SLACK et al. v. METROPOLITAN TRUST CO. OF CALIFORNIA et al.
This is an appeal by the plaintiffs from a judgment in an action based upon a mortgage certificate; i. e., a written contract on the part of the Security Investment Company to pay money to the plaintiffs, and an ancillary contract between the said company and the Metropolitan Trust Company, made for the benefit of the plaintiffs, whereby the trust company, it was alleged, agreed in case of default to pay the sum due on said certificate out of funds of the security company in the possession of the trust company. The case was tried on the merits, but, after the evidence was closed, the court held that before the plaintiffs could recover it was necsary for them to allege and prove that the trust company had moneys in its possession which were payable toward the plaintiffs' certificate at the time demand was made upon it.
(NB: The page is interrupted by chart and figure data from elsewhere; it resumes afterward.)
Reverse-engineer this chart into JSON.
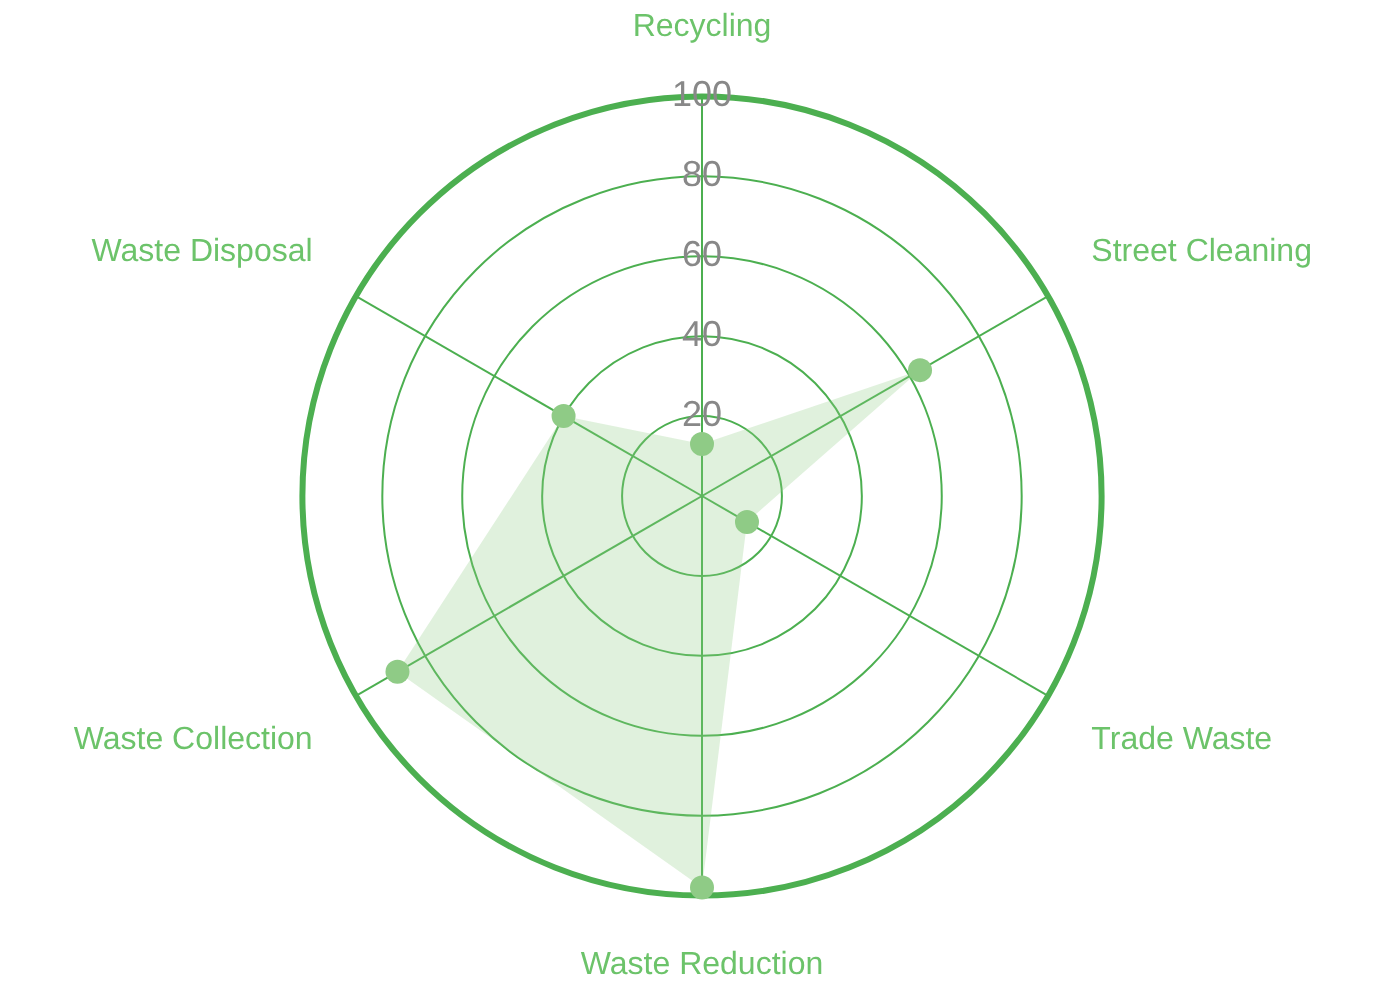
{
  "chart_data": {
    "type": "radar",
    "categories": [
      "Recycling",
      "Street Cleaning",
      "Trade Waste",
      "Waste Reduction",
      "Waste Collection",
      "Waste Disposal"
    ],
    "series": [
      {
        "color": "#8fcb86",
        "values": [
          13,
          63,
          13,
          98,
          88,
          40
        ]
      }
    ],
    "ylim": [
      0,
      100
    ],
    "yticks": [
      20,
      40,
      60,
      80,
      100
    ],
    "grid": true,
    "marker": "circle"
  }
}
On two different occasions the plaintiffs moved the court for permission to amend their complaint for the purpose of setting up such allegation. The court denied said motions and rendered, first, a judgment on the merits in favor of defendants, but finally it changed the judgment to read “without prejudice to plaintiffs to maintain another action against the defendants upon the mortgage certificate referred to in the complaint.” It is the contention of the plaintiffs that the court erred in denying their motions for permission to amend the complaint and that the court erred in rendering a judgment “without prejudice.”
It will be observed that the proposed amendment did not set up a new cause of action, neither did it in any way seek to change the nature of the action. Where justice will be served by permitting an amendment, and the rights of other parties are not prejudiced, a court may not arbitrarily deny a motion to amend. Amendments should be liberally allowed in order to secure fair and speedy trials on the merits, and in this case the denial of the motion to amend was an abuse of discretion.
Likewise the court erred in refusing to render a judgment on the merits. The plaintiffs were knocking at the door, asking for justice. As it was said in olden time, “What man is there of you, whom if his son ask bread, will he give him a stone?” Chief Justice Waste, speaking for the court in the case of Milo v. Prior, 210 Cal. 569, 292 P. 647, 648, said with more direct applicability, “A cause tried and submitted on its merits should never result in a judgment without prejudice.”
We concur: STEPHENS, P. J.; FRICKE, Justice pro tem.